Further in my conversations with Dr. Burns we discussed the adoption of new treatments into his practice and patient care. He indicated that in Oncology there are three general schools of thought as far as medical advances are concerned. The first group is comprised of the ones that must be on the cutting edge, accepting as proven the newest and latest treatment alternatives for their patients. The fallacy of that group is that some of the newest treatments have not achieved a high success rate, or at least as high as an older proven treatment. They are nonetheless in love with the “new” treatments.

The second group is the standard, tried-and-true practitioners who use the same treatments for decades. This group chooses to do what they have always done whether it is benefitting the patient or not. The downfall here is that some newer treatments are more effective with fewer side effects than older methods, and can be more successful if the doctor will stay current in their readings and evaluation.

The final group is the one with whom Dr. Burns agrees. This group waits to see what works before adopting a new treatment. No need to be on the forefront if the treatment is ineffective, and they do not stay locked in to an older treatment when new treatments are successful and less toxic. These groups are reflected in worship leadership as well.

There are churches and worship leaders who say “I must have the latest chorus hot off the composer’s printer” to give the impression that they are current, or “now.” These worship leaders are like the physicians in the first group above, who skip over examining the new song for theological problems, difficult to sing melodies, or poor range choices that may exist. Every song writer cannot possibly author the perfect song with every stroke of a pencil, so take time to pray over a song before you give it to your “patients.”
In other churches there is no desire to move beyond where their worship has been for decades, or generations. I do not mean churches using a liturgy that has deep traditional roots across centuries that God has honored. I mean Free Church congregations who have sung the same songs for so long the meaning becomes lost in the rote. “He put a new song in my mouth, a hymn of praise to our God,” (Psalm 40:3 NIV). There is no need to abandon what you love, but incorporate songs that express what God is doing in your life yesterday, today AND tomorrow.
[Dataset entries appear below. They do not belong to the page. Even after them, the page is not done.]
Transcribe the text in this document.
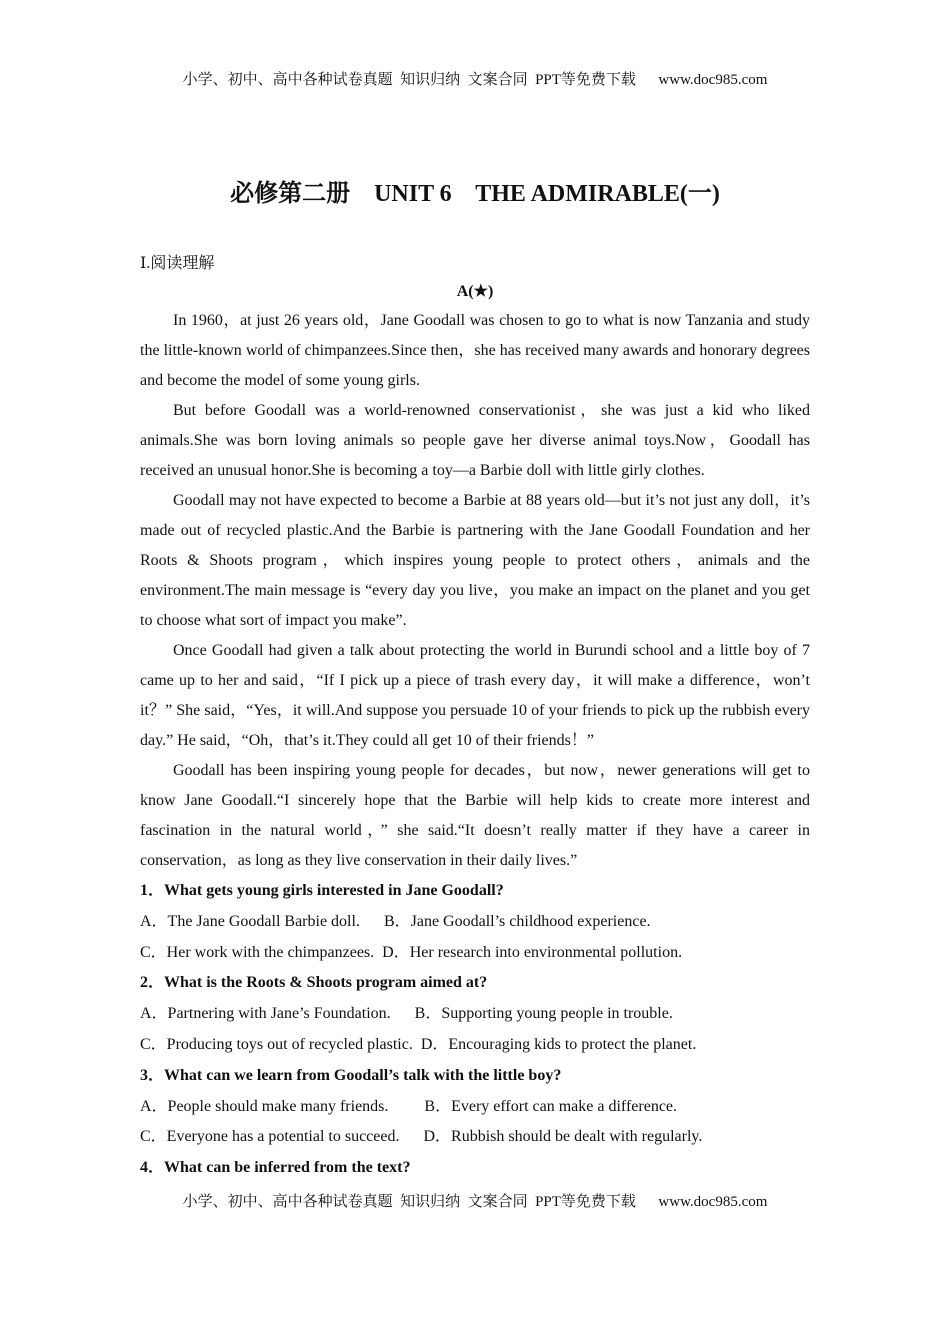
小学、初中、高中各种试卷真题  知识归纳  文案合同  PPT等免费下载      www.doc985.com
必修第二册    UNIT 6    THE ADMIRABLE(一)
Ⅰ.阅读理解
A(★)

In 1960，at just 26 years old，Jane Goodall was chosen to go to what is now Tanzania and study the little-known world of chimpanzees.Since then，she has received many awards and honorary degrees and become the model of some young girls.

But before Goodall was a world-renowned conservationist，she was just a kid who liked animals.She was born loving animals so people gave her diverse animal toys.Now，Goodall has received an unusual honor.She is becoming a toy—a Barbie doll with little girly clothes.

Goodall may not have expected to become a Barbie at 88 years old—but it’s not just any doll，it’s made out of recycled plastic.And the Barbie is partnering with the Jane Goodall Foundation and her Roots & Shoots program，which inspires young people to protect others，animals and the environment.The main message is “every day you live，you make an impact on the planet and you get to choose what sort of impact you make”.

Once Goodall had given a talk about protecting the world in Burundi school and a little boy of 7 came up to her and said，“If I pick up a piece of trash every day，it will make a difference，won’t it？” She said，“Yes，it will.And suppose you persuade 10 of your friends to pick up the rubbish every day.” He said，“Oh，that’s it.They could all get 10 of their friends！”

Goodall has been inspiring young people for decades，but now，newer generations will get to know Jane Goodall.“I sincerely hope that the Barbie will help kids to create more interest and fascination in the natural world，” she said.“It doesn’t really matter if they have a career in conservation，as long as they live conservation in their daily lives.”

1．What gets young girls interested in Jane Goodall?

A．The Jane Goodall Barbie doll.      B．Jane Goodall’s childhood experience.

C．Her work with the chimpanzees.  D．Her research into environmental pollution.

2．What is the Roots & Shoots program aimed at?

A．Partnering with Jane’s Foundation.      B．Supporting young people in trouble.

C．Producing toys out of recycled plastic.  D．Encouraging kids to protect the planet.

3．What can we learn from Goodall’s talk with the little boy?

A．People should make many friends.         B．Every effort can make a difference.

C．Everyone has a potential to succeed.      D．Rubbish should be dealt with regularly.

4．What can be inferred from the text?

小学、初中、高中各种试卷真题  知识归纳  文案合同  PPT等免费下载      www.doc985.com
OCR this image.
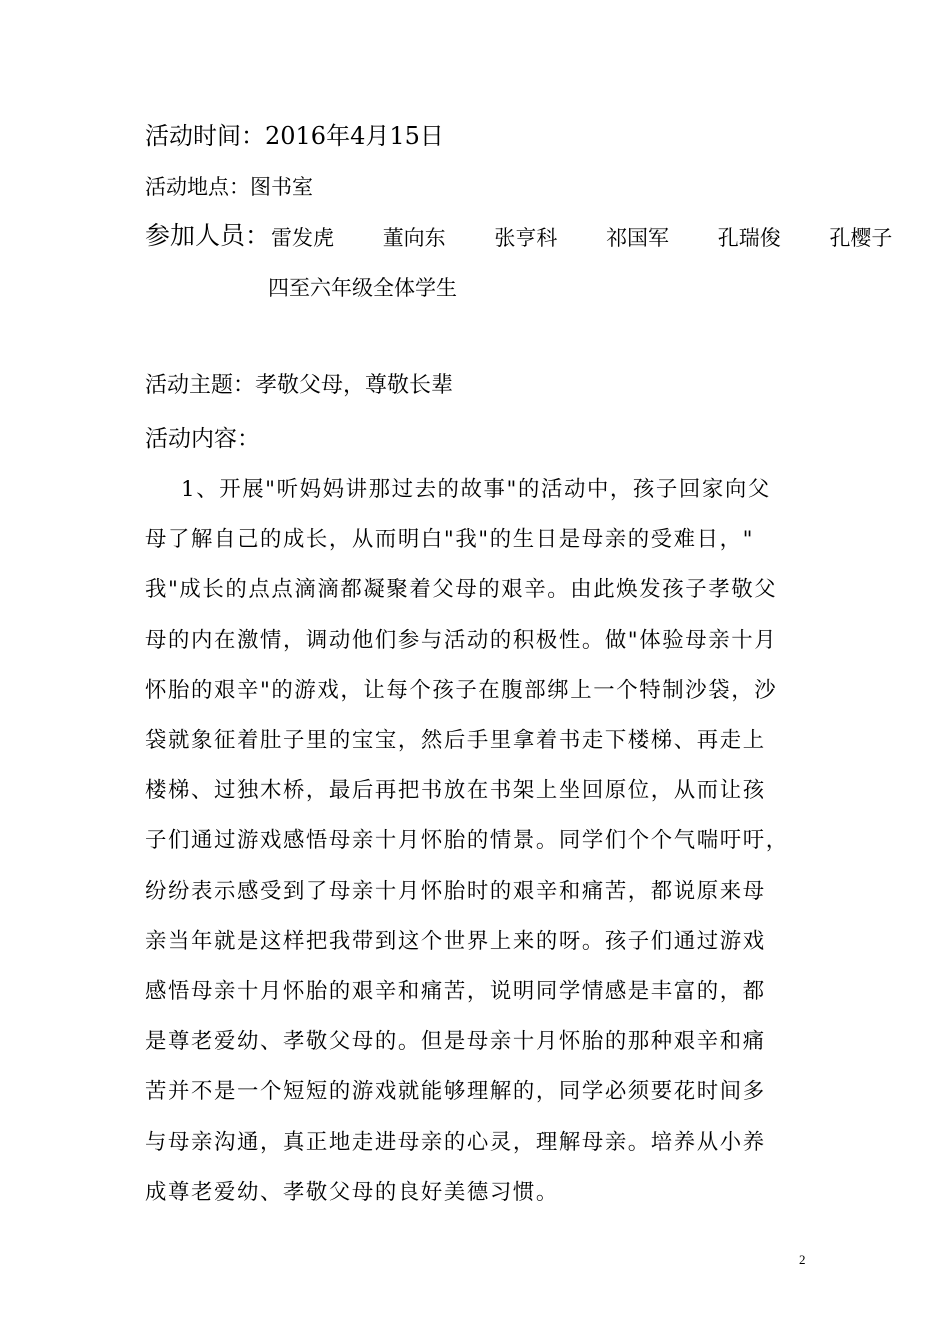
活动时间：2016年4月15日

活动地点：图书室

参加人员： 雷发虎 董向东 张亨科 祁国军 孔瑞俊 孔樱子

四至六年级全体学生

活动主题：孝敬父母，尊敬长辈

活动内容：

1、开展"听妈妈讲那过去的故事"的活动中，孩子回家向父
母了解自己的成长，从而明白"我"的生日是母亲的受难日，"
我"成长的点点滴滴都凝聚着父母的艰辛。由此焕发孩子孝敬父
母的内在激情，调动他们参与活动的积极性。做"体验母亲十月
怀胎的艰辛"的游戏，让每个孩子在腹部绑上一个特制沙袋，沙
袋就象征着肚子里的宝宝，然后手里拿着书走下楼梯、再走上
楼梯、过独木桥，最后再把书放在书架上坐回原位，从而让孩
子们通过游戏感悟母亲十月怀胎的情景。同学们个个气喘吁吁，
纷纷表示感受到了母亲十月怀胎时的艰辛和痛苦，都说原来母
亲当年就是这样把我带到这个世界上来的呀。孩子们通过游戏
感悟母亲十月怀胎的艰辛和痛苦，说明同学情感是丰富的，都
是尊老爱幼、孝敬父母的。但是母亲十月怀胎的那种艰辛和痛
苦并不是一个短短的游戏就能够理解的，同学必须要花时间多
与母亲沟通，真正地走进母亲的心灵，理解母亲。培养从小养
成尊老爱幼、孝敬父母的良好美德习惯。
2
The third group represents churches who are seeking to meet the needs of the congregation in the best way they can find, with songs that have staying power; they are churches looking to minister to a diverse congregation – perhaps multi-ethnic, multi-generational, or even from different faith backgrounds. As the worship leader, it is our task to plan the most effective worship for our congregation that meets the most needs.

In your prayers to begin your worship planning in coming days, consider where you and your ministry fall in these three categories. You have a God-honoring responsibility to create an atmosphere conducive to worship for the members of your congregation. You have the ability to prayerfully choose what acts of worship will best prepare them to worship. You have the task of eradicating the spiritual cancers through worship. Best of all, you are an ambassador of God to promote good spiritual health and to foster the desire to be in His presence.